Home Business Stumbling Chinese sales affect Japanese automakers

Stumbling Chinese sales affect Japanese automakers

A quick switch to electric vehicles (EVs) has fully upended the present largest auto market and resulted in a decline in purchases of gasoline-powered automobiles, data indicates, putting Japan’s automakers in a niche sales crisis there.

According to industry data analysis, the total revenue of Chinese Japanese auto brands fell 32% year by year in the first quarter, which was a faster decline than the market as a whole.

The sudden shift in China has also caught other automakers off guard, including Volkswagen AG (VOWG_p.DE), but Japanese automakers stand out due to their underwhelming performance in the rapidly expanding market for electric and plug-in hybrid vehicles.

In a concerning sign of the competition, well-known Japanese automakers may increasingly face outside of their base market, analysts predict that production and margins will be put under pressure in China as automakers reduce output and rates of gasoline-powered vehicles to keep the inventories in check.

Yasushi Matsui, a chief financial officer for car parts supplier Denso Corp (6902.T), stated last week that particularly Japanese automakers are facing a little bit larger inventory of new automobiles in China.

The manufacturing of its Outlander SUV in China has been put on hold for three months, according to Mitsubishi Motors Corp (7211.T), which also announced last week that it will take a $77 million loss for slower-than-expected sales at its joint venture alongside state-owned GAC Group.

Like some other mainstream Japanese automakers, Mitsubishi does not break separate sales numbers for China. Its first-quarter sales in China decreased by 58% from a year earlier, according to industry data analysis.

Another change was the BYD Song, a neat plug-in hybrid built by BYD (002594.SZ), China’s top automaker, which pushed out Nissan’s Sylphy, a famous sedan that had been the country’s best-selling vehicle for three years.

Nissan claimed in email responses that it had sold more than 5 million Sylphys across the nation over the years and that a hybrid electric-drive model is qualified for incentives in Guangzhou.

The business claimed that it was coordinating similar support with the other cities.

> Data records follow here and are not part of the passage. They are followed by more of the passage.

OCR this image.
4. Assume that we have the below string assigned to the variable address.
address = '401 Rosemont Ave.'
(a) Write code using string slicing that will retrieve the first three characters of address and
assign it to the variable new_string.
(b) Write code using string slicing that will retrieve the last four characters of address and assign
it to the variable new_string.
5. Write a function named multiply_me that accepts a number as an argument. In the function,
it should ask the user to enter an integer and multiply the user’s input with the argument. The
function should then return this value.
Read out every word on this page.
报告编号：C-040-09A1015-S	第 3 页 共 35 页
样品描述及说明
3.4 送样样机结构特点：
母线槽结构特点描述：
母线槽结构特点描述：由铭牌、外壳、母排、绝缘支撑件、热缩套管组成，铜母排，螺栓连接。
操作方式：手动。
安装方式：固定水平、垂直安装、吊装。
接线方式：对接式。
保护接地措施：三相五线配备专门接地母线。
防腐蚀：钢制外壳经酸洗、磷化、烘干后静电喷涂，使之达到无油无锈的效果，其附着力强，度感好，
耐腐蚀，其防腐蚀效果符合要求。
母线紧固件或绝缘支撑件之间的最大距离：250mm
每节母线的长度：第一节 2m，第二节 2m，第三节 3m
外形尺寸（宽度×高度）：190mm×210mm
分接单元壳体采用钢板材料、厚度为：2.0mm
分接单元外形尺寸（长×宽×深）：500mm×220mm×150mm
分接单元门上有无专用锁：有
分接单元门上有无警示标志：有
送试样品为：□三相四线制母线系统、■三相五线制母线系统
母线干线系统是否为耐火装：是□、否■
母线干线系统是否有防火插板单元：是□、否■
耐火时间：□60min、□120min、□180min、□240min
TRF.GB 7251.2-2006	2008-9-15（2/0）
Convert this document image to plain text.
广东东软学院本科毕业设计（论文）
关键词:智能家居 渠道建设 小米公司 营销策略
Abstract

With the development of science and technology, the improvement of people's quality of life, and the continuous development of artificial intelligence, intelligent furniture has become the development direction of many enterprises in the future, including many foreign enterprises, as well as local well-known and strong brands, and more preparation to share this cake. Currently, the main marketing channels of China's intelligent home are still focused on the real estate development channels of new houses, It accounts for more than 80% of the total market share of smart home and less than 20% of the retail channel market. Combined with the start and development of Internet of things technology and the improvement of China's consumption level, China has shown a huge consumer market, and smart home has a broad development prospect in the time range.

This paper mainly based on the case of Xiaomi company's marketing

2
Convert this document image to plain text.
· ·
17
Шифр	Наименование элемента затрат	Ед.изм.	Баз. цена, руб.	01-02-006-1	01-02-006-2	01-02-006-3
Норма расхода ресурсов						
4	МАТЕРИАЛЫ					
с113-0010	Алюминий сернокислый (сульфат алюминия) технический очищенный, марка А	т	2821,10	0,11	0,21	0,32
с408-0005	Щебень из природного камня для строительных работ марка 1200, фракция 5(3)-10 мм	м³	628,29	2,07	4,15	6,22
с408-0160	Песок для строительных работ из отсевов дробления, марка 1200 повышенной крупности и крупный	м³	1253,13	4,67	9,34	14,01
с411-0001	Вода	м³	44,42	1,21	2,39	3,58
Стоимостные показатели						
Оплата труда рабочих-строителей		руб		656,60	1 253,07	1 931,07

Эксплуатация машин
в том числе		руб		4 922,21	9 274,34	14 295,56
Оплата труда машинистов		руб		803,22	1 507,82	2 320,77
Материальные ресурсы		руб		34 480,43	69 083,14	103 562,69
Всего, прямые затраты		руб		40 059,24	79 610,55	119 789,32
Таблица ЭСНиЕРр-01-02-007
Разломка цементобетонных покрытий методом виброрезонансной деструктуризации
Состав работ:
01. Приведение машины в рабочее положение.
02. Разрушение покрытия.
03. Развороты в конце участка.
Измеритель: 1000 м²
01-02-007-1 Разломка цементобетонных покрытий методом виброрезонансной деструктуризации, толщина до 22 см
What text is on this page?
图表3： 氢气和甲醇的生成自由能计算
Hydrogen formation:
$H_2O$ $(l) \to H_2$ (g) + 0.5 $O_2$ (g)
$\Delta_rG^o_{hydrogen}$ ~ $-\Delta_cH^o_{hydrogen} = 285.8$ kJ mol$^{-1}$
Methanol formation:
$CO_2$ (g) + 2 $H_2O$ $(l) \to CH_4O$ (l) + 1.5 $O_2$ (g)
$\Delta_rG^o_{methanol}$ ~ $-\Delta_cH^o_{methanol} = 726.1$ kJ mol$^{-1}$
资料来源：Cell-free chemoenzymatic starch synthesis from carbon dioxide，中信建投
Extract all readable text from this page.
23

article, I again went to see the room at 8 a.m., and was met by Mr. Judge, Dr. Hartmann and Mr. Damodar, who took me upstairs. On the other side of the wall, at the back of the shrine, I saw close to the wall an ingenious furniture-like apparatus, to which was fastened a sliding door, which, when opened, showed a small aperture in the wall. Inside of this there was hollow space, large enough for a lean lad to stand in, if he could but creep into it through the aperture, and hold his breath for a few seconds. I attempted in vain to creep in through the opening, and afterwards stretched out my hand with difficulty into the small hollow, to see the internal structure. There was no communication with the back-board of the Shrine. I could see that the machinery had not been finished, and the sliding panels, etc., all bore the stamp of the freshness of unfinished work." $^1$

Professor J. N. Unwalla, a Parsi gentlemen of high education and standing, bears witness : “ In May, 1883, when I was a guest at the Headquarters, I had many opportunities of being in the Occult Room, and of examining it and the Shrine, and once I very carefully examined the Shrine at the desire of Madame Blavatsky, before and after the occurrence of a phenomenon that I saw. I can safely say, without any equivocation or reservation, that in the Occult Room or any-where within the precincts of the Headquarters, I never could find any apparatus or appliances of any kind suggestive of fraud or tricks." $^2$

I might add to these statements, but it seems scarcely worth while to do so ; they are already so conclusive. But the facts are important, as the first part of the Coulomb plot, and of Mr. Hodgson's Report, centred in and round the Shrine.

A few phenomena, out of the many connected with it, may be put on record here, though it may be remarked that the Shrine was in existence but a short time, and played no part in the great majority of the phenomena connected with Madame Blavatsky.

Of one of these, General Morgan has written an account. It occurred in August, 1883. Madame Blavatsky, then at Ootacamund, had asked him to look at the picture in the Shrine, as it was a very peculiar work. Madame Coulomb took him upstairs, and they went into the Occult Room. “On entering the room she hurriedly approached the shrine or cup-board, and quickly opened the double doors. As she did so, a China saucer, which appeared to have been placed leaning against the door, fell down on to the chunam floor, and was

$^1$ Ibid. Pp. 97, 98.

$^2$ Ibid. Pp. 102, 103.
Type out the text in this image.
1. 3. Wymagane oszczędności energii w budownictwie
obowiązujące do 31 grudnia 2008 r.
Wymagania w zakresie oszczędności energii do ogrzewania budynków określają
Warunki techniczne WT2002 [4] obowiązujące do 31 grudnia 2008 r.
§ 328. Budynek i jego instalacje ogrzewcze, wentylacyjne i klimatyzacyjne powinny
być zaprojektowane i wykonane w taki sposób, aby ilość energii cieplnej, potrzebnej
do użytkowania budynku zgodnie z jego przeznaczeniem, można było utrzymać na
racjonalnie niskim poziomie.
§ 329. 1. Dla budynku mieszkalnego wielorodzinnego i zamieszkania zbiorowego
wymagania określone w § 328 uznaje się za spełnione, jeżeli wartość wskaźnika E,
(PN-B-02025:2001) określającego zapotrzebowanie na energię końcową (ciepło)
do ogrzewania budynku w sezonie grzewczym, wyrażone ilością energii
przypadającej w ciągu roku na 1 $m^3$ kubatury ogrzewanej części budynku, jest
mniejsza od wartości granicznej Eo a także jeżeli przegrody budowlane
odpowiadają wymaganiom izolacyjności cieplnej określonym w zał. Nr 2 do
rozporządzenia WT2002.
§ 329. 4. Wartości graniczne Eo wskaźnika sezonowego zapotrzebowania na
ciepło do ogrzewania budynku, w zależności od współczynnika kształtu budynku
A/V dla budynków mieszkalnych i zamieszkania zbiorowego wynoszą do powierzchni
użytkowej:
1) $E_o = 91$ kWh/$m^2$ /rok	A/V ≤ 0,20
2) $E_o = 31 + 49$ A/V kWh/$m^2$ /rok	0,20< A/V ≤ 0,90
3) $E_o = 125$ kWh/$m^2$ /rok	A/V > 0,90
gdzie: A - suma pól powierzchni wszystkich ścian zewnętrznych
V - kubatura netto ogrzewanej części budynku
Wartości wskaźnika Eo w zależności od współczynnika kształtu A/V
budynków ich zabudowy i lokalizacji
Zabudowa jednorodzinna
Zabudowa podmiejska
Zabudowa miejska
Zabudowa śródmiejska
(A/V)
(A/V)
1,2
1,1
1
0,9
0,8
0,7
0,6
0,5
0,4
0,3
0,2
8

According to Nissan, the sedan’s hybrid, full-fledged electric drive and e-Power version will be key to the company’s brand reinvention in China.

Although Toyota Motor Corp (7203.T) claims that its cautious approach to all-electric vehicles protects consumer choice, analysts claim that the tactic is hurting sales in China.

Bill Russo, the founder and CEO for Automobility, which is a Shanghai-based consultancy, said Japan is currently the greatest loser in the price battle.

Based on industry data from: China Association of Automobile Manufacturers that were reviewed, Japan’s proportion of car sales in China dropped from a solid 18.5% in the first quarter to 24% in 2020.

According to company figures, sales for Toyota and the luxury brand Lexus declined by 14.5% in the first quarter.

Sales in China fell by 45.8% for Nissan Motor Co Ltd (7201.T) and by 66.5% for Mazda Motor Corp (7261.T) in the first three months. Industry statistics revealed a 38.2% decrease in Honda Motor Co Ltd (7267.T).

Toshihiro Mibe, the CEO of Honda, acknowledged that the carmaker trailed behind Chinese rivals in some software developments.

Mibe, speaking to reporters during a presentation in Tokyo on Honda’s initiatives in autonomous driving and other services like gaming, said that Chinese automakers are far ahead of expectations.

Masatoshi Nishimoto, chief research analyst for S&P Global Mobility, Tokyo, said that while low-cost electric cars and innovative products based on software have drawn consumers in China, Japanese manufacturers have built their name on qualities like durability.